Dış politika girişimlerini eleştirel olarak değerlendirmek yerine, ulusal çıkar yanlısı bir gazetecilik pratiği nesnellikten ve profesyonellikten uzaktır. Hele ki bizim 'vatanseverliğimiz' ile onların “kötü” 'milliyetçiliği' ayırımını pompalamak biz ve onlar karşıtlığı üzerinden kutuplaşmayı artırma potansiyeli taşımaktadır.
Ulusal çıkar gazeteciliği hakkında sorular
Gazetecilerin ulusal çıkar konularını ele aldıklarında nesnel olmaları mümkün mü? Hükümet düzenlemeleri veya çalıştıkları medya grupları onları ne ölçüde destekliyor? Gazetecilerin bölgesel sorunları ele aldıklarında karşılaştıkları baskı unsurları nelerdir ve diplomatik çatışmalara çözüm odaklı bir medya yaklaşımı getirebilmek için bu baskıların üstesinden nasıl gelebilirler? Bu sorulara yanıt verebilmek için, anlaşmazlıkların tarihsel arka planı; gazeteciler üzerindeki siyasi veya kamusal baskı ve gazetecilerin kaynakları ile olan ilişkileri hakkında bilgi sahibi olmak gerekir. Editoryal kurallar halkın çıkarlarına hizmet etme temel misyonunu yerine getirmek isteyen gazetecilerin, popülist ve milliyetçi politikacıların iddialarının ötesine geçmelerini ve halkın, anlaşmazlıkların tarihi hakkında bilgilendirmesini sağlar.
'Ulusal kimlik', 'ulusal çıkar', 'vatanseverlik' türü kavramlar gazeteciler haberlerini nasıl etkiliyorlar? Şüphesiz haberde tarihsel ima ve duygusal etiketin az olması, kaynak çeşitliliğinin çok olması haberi daha dengeli ve olgusal kılar.
Vatansever gazeteci beklentisi
Özellikle kriz ve çatışma dönemlerinde gazetecilerin soru sormamaları ve yönetimleri zora sokmamaları, özetle bekçi köpeği rollerini askıya almaları beklenir.
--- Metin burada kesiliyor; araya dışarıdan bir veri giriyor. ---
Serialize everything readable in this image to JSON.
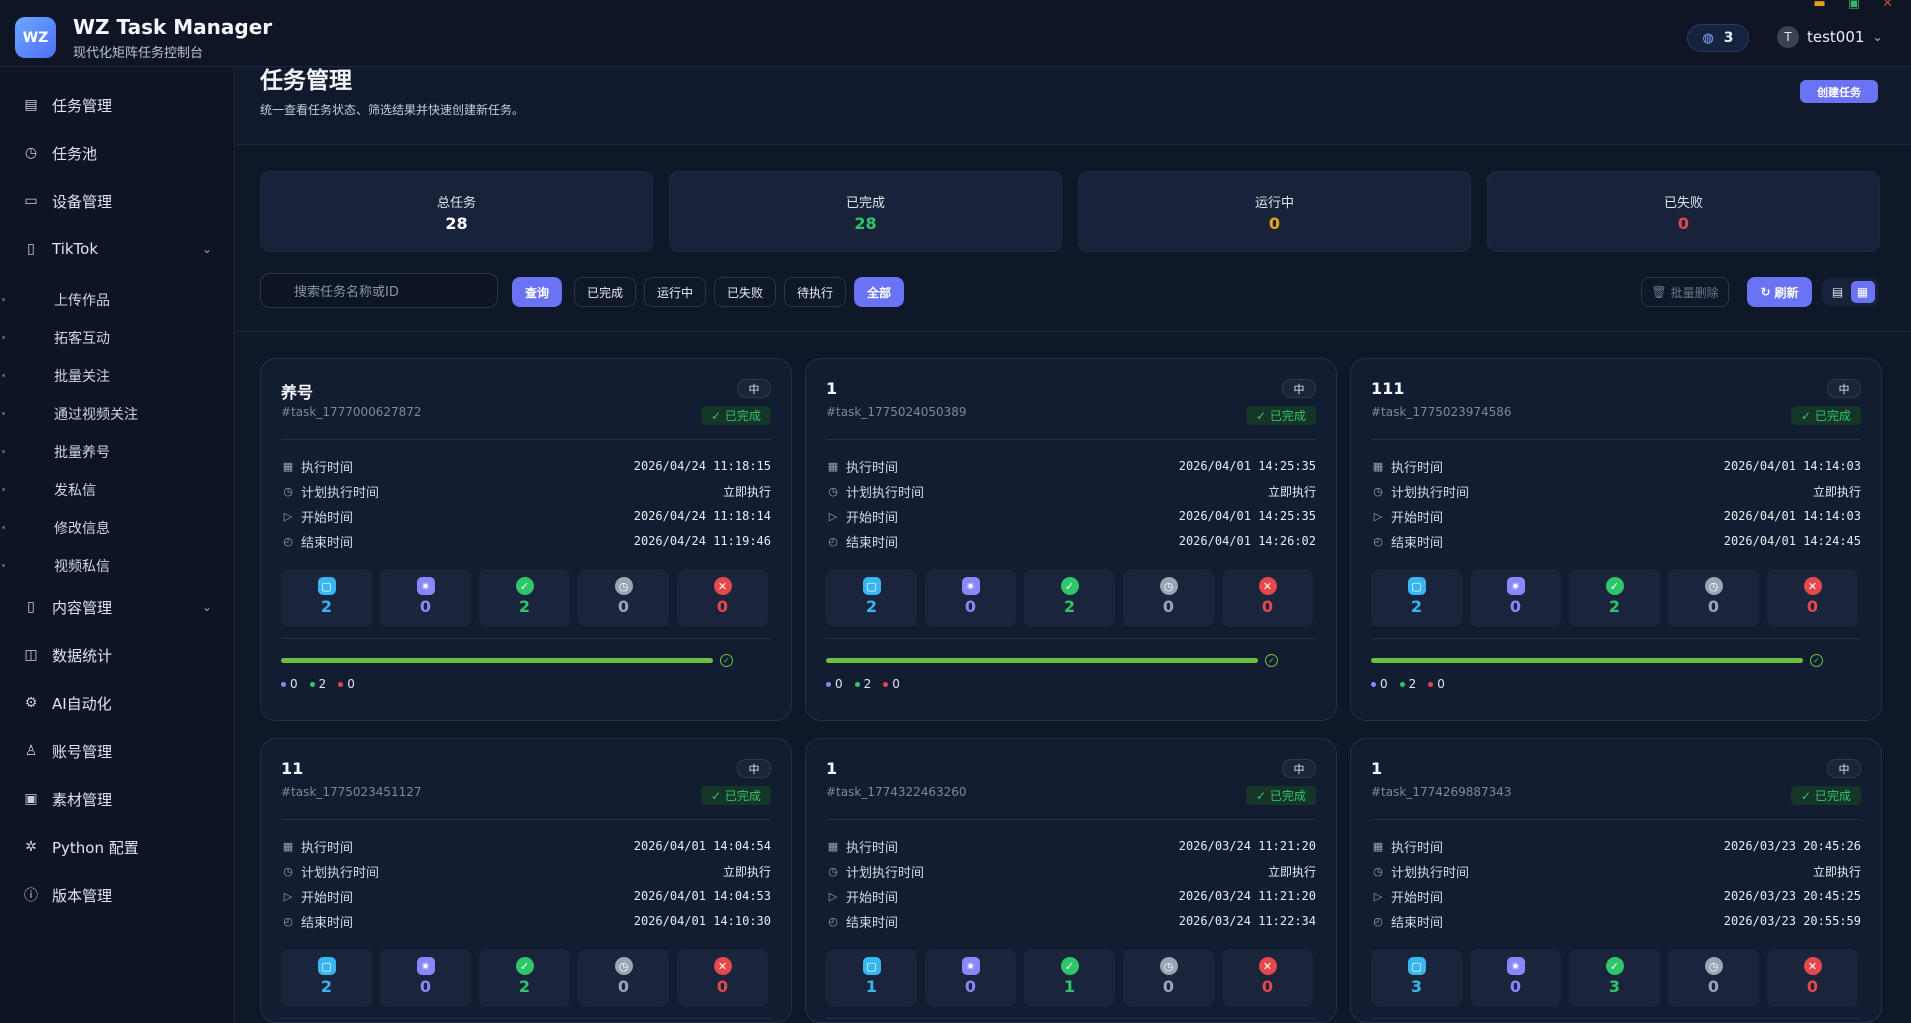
{
  "app": {
    "logo": "WZ",
    "title": "WZ Task Manager",
    "subtitle": "现代化矩阵任务控制台",
    "message_count": "3",
    "user_initial": "T",
    "user_name": "test001"
  },
  "sidebar": {
    "items": [
      {
        "label": "任务管理",
        "icon": "clipboard-icon"
      },
      {
        "label": "任务池",
        "icon": "timer-icon"
      },
      {
        "label": "设备管理",
        "icon": "monitor-icon"
      },
      {
        "label": "TikTok",
        "icon": "document-icon"
      },
      {
        "label": "内容管理",
        "icon": "document-icon"
      },
      {
        "label": "数据统计",
        "icon": "chart-icon"
      },
      {
        "label": "AI自动化",
        "icon": "chip-icon"
      },
      {
        "label": "账号管理",
        "icon": "user-icon"
      },
      {
        "label": "素材管理",
        "icon": "save-icon"
      },
      {
        "label": "Python 配置",
        "icon": "gear-icon"
      },
      {
        "label": "版本管理",
        "icon": "info-icon"
      }
    ],
    "tiktok_sub": [
      "上传作品",
      "拓客互动",
      "批量关注",
      "通过视频关注",
      "批量养号",
      "发私信",
      "修改信息",
      "视频私信"
    ]
  },
  "page": {
    "title": "任务管理",
    "description": "统一查看任务状态、筛选结果并快速创建新任务。",
    "create_label": "创建任务"
  },
  "stats": [
    {
      "label": "总任务",
      "value": "28",
      "color": "#ffffff"
    },
    {
      "label": "已完成",
      "value": "28",
      "color": "#2fc66a"
    },
    {
      "label": "运行中",
      "value": "0",
      "color": "#e8a317"
    },
    {
      "label": "已失败",
      "value": "0",
      "color": "#e5484d"
    }
  ],
  "filters": {
    "search_placeholder": "搜索任务名称或ID",
    "query": "查询",
    "done": "已完成",
    "running": "运行中",
    "failed": "已失败",
    "pending": "待执行",
    "all": "全部",
    "batch_delete": "批量删除",
    "refresh": "刷新"
  },
  "labels": {
    "exec_time": "执行时间",
    "planned_time": "计划执行时间",
    "start_time": "开始时间",
    "end_time": "结束时间",
    "priority": "中",
    "status": "已完成"
  },
  "tasks": [
    {
      "name": "养号",
      "id": "#task_1777000627872",
      "exec": "2026/04/24 11:18:15",
      "planned": "立即执行",
      "start": "2026/04/24 11:18:14",
      "end": "2026/04/24 11:19:46",
      "metrics": [
        "2",
        "0",
        "2",
        "0",
        "0"
      ],
      "legend": [
        "0",
        "2",
        "0"
      ],
      "progress": 1.0
    },
    {
      "name": "1",
      "id": "#task_1775024050389",
      "exec": "2026/04/01 14:25:35",
      "planned": "立即执行",
      "start": "2026/04/01 14:25:35",
      "end": "2026/04/01 14:26:02",
      "metrics": [
        "2",
        "0",
        "2",
        "0",
        "0"
      ],
      "legend": [
        "0",
        "2",
        "0"
      ],
      "progress": 1.0
    },
    {
      "name": "111",
      "id": "#task_1775023974586",
      "exec": "2026/04/01 14:14:03",
      "planned": "立即执行",
      "start": "2026/04/01 14:14:03",
      "end": "2026/04/01 14:24:45",
      "metrics": [
        "2",
        "0",
        "2",
        "0",
        "0"
      ],
      "legend": [
        "0",
        "2",
        "0"
      ],
      "progress": 1.0
    },
    {
      "name": "11",
      "id": "#task_1775023451127",
      "exec": "2026/04/01 14:04:54",
      "planned": "立即执行",
      "start": "2026/04/01 14:04:53",
      "end": "2026/04/01 14:10:30",
      "metrics": [
        "2",
        "0",
        "2",
        "0",
        "0"
      ]
    },
    {
      "name": "1",
      "id": "#task_1774322463260",
      "exec": "2026/03/24 11:21:20",
      "planned": "立即执行",
      "start": "2026/03/24 11:21:20",
      "end": "2026/03/24 11:22:34",
      "metrics": [
        "1",
        "0",
        "1",
        "0",
        "0"
      ]
    },
    {
      "name": "1",
      "id": "#task_1774269887343",
      "exec": "2026/03/23 20:45:26",
      "planned": "立即执行",
      "start": "2026/03/23 20:45:25",
      "end": "2026/03/23 20:55:59",
      "metrics": [
        "3",
        "0",
        "3",
        "0",
        "0"
      ]
    }
  ],
  "metric_colors": [
    "#38b6f0",
    "#8b86ff",
    "#2fc66a",
    "#9aa4b6",
    "#e5484d"
  ]
}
İktidarların, kamu yararı adına ihmal, haksızlık ve yolsuzlukların ortaya çıkarılmasını sağlayan, sosyal veya politik güç, iktidar odaklarının engellemelerine karşı yapılan bir gazetecilik türü olan araştırmacı gazeteciliğini önleme gerekçelerinden biri “ulusal güvenlik” ve “ulusal çıkar”dır.
Siyasi iktidarlar ulusal çıkar savunuculuğuna soyunmuş “vatansever” bir medya beklentisi içinde olurlar. Ancak burada en büyük kurbanlar kamunun bilme hakkı olan gerçeklerdir.
Propagandaya aracılık etmemek adına gazetecilerin içselleştirilmiş ve gönüllü bir otosansür mekanizmasını devreye sokmak gibi bir zaafa düşmemeleri gerekir. Aksi takdirde 'ulusal çıkar' bahanesiyle sürekli gerçekleri çarpıtma veya gizleme döngüsünden çıkamazlar.